Nous sommes réunis pour examiner deux projets de loi relatifs à la dette sociale et à l'autonomie. Leurs enjeux sont colossaux ; leur adoption aurait de lourdes conséquences, certaines même particulièrement inquiétantes. Pourtant, nous nous apprêtons à en discuter dans des délais extrêmement contraints, et une nouvelle fois dans le cadre de la procédure accélérée, après avoir eu en commission spéciale un débat express.
Tout d'abord, sur les 136 milliards de dette que vous souhaitez transférer à la CADES, créée en janvier 1996 pour une durée de treize ans, 92 milliards d'euros, c'est-à-dire la majeure partie, ne constituent en rien une dette sociale. Les personnalités qualifiées auditionnées dans la précipitation – elles ont reçu à dix-huit heures vingt-huit une convocation pour le lendemain ou le surlendemain – par la commission spéciale l'ont toutes signalé ! Le déficit de la sécurité sociale prévu pour 2020 était de 5,4 milliards ; en raison de l'épidémie de covid-19, il est aujourd'hui estimé à 52 milliards. Les 92 milliards ne relèvent pas de ce déficit mais de la « dette covid » de la sécurité sociale, c'est-à-dire des pertes de recettes découlant des mesures de report ou d'exonération de cotisations sociales prises par le Gouvernement face aux conséquences économiques de la crise sanitaire.
Si nous ne contestons pas le bien-fondé de ces mesures d'urgence, nous pensons, comme nombre d'économistes et d'acteurs du champ de la protection sociale ou des secteurs de la dépendance et de l'autonomie, que la nature exceptionnelle de cette dette créée par la crise mérite un traitement spécifique.

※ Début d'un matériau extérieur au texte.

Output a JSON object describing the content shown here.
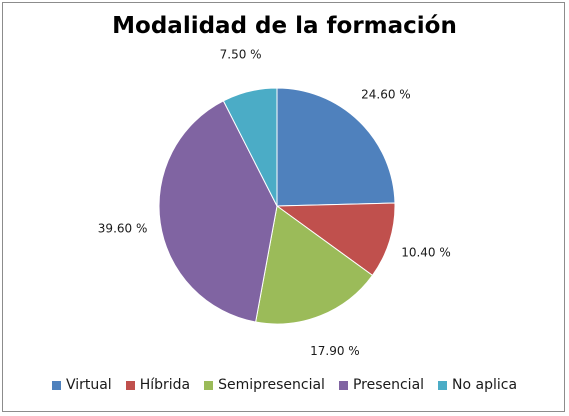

Ainsi que le propose le président du Haut Conseil du financement de la protection sociale, Dominique Libault, que nous avons auditionné, l'État devrait la prendre à son compte, et non ajouter au déséquilibre structurel de la sécurité sociale. Cette solution présenterait bien des avantages. D'une part, l'État emprunte à des conditions un peu plus favorables. D'autre part, la CADES et l'État, via l'Agence France Trésor, ne gèrent pas du tout leur dette respective de la même manière : la CADES amortit la dette sociale en la remboursant intégralement, intérêts et capital ; l'État, lui, fait rouler sa dette en réempruntant indéfiniment le principal, à des taux d'ailleurs négatifs ces dernières années, si bien qu'il n'en supporte que les intérêts.
L'extinction de la CADES était prévue pour fin 2024. Afin d'amortir ce nouveau stock de dette, il faudrait continuer d'affecter à ce poste les cotisations qu'elle perçoit, c'est-à-dire la CSG et la CRDS, au moins jusqu'en 2033. Ces recettes seraient évidemment bien plus utiles pour financer l'hôpital ou la dépendance dès 2025, ou plutôt dès demain, si d'autres choix étaient faits ! En niant la spécificité de cette dette et les avantages que je viens d'exposer, le Gouvernement ferait une faute dont nous mesurons les conséquences dangereuses. Cette décision infondée viendrait hypothéquer durablement notre modèle social et annihiler les marges de manoeuvre pour les années à venir, en monopolisant chaque année 17 milliards d'euros de cotisations sociales afin de solder une dette non sociale, au lieu de les mobiliser pour répondre aux urgences actuelles et aux défis de demain.
Je souhaite également revenir sur l'annonce de la création d'une cinquième branche alors que vous ne prévoyez pas de moyens nouveaux ; pire, nous venons de voir que vous comptez monopoliser jusqu'en 2033, dans le meilleur des cas, les ressources que bon nombre d'acteurs envisageaient d'affecter en partie à la dépendance et à l'autonomie. S'agit-il là d'un tour de passe-passe, ou d'une véritable supercherie ? La prise en charge de la dépendance nécessite des moyens, dont l'évaluation précise se trouve dans le rapport consacré au sujet par Dominique Libault et salué par tous, mais aussi dans celui de Myriam El Khomri concernant l'indispensable et urgente revalorisation des métiers du grand âge. Les hôpitaux et les EHPAD sont toujours sous pression ; quant aux aides à domicile, leurs représentants nous alertent régulièrement au sujet du manque d'attractivité de cette profession pénible et faiblement rémunérée.
Personne ne peut être opposé à la création de cette cinquième branche, promise depuis 2007 par tous les présidents et tous les gouvernements successifs.